Traditional xeriscaping typically involves plants that are slow-growing and don’t require much trimming. You’ll simply clear out any dead plant matter when needed, prune or trim only when needed, and water them just enough to keep them alive.
For more lush xeriscaping, you might need to water and fertilize more often than once or twice a year. Very few xeric plants need fertilizer each time they get watered. Adding fertilizer once each month or two times each growing season is more common.
You’ve probably seen xeriscaped gardens in your area, but you may not be familiar with how they work. Here are answers to some frequently asked questions about xeriscaping, so you know what to expect.
The cost of installing a xeriscaped garden can vary immensely based on several factors, such as the amount of space, how many plants you want to have, and how much preparation your site requires.
No garden is genuinely maintenance-free, but there are xeriscaping options that get reasonably close.
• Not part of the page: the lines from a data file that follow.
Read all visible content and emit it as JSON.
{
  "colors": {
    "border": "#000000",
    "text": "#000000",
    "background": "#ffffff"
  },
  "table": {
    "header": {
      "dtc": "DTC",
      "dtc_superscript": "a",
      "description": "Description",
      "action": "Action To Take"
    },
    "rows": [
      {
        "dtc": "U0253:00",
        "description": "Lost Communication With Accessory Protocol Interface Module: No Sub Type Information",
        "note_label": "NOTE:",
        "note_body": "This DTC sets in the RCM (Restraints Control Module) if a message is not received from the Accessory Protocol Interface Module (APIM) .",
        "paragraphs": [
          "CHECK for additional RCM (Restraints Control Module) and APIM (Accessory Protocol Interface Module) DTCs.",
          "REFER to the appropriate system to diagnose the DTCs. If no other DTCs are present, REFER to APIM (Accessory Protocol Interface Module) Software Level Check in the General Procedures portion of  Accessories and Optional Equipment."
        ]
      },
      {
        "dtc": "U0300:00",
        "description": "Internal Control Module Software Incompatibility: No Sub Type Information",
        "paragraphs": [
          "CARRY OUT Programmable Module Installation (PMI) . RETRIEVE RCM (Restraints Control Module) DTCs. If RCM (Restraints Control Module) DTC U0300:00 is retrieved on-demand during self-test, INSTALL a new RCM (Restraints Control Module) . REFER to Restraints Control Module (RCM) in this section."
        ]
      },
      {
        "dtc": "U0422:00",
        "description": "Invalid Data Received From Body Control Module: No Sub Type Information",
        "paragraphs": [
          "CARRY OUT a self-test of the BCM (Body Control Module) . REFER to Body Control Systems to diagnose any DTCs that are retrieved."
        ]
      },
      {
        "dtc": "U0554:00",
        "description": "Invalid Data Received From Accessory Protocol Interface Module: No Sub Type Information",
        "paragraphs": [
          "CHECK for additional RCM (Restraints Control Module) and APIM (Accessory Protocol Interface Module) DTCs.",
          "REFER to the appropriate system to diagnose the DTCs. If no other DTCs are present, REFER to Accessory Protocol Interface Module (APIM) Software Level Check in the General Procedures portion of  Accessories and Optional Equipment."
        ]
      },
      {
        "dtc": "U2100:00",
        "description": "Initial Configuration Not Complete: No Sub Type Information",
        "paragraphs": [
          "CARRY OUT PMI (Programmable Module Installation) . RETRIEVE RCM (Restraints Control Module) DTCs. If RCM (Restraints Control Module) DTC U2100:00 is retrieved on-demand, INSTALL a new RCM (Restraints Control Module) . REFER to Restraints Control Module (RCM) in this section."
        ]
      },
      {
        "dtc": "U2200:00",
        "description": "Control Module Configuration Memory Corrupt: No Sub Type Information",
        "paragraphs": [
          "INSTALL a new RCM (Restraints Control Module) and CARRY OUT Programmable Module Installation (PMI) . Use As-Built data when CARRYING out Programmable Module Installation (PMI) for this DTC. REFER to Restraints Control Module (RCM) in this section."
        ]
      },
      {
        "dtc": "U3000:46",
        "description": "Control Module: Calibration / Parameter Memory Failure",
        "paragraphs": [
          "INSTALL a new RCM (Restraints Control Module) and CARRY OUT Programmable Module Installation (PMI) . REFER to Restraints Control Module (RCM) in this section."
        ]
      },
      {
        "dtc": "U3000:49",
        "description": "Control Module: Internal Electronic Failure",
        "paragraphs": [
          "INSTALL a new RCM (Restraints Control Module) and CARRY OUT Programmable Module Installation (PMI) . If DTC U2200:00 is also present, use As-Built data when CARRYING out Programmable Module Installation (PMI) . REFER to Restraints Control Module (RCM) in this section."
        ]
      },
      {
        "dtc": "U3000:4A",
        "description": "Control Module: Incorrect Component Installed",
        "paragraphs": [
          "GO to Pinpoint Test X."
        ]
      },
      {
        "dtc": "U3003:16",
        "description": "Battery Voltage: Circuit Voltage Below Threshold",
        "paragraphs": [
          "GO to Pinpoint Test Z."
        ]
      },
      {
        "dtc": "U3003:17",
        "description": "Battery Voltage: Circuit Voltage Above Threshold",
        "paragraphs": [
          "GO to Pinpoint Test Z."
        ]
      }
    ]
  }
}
Consider hardy, drought-tolerant native plants that grow slowly and don’t change much over the seasons and gravel or stone mulch.
Rocks are not the only mulch option for your xeric plants, but they often get used in dry and arid locations where wood mulch wouldn’t perform as well. Rocks don’t need replenishing each year but still hold moisture in the soil, which makes them an ideal option for some types of xeriscaping in every hardiness zone.
Xeriscape landscaping is an excellent option for individuals that want a beautiful garden and minimal maintenance and water consumption. In areas where water is scarce, this type of landscaping can help you arrange your plants so they thrive with very little water and other resources wasted in the process.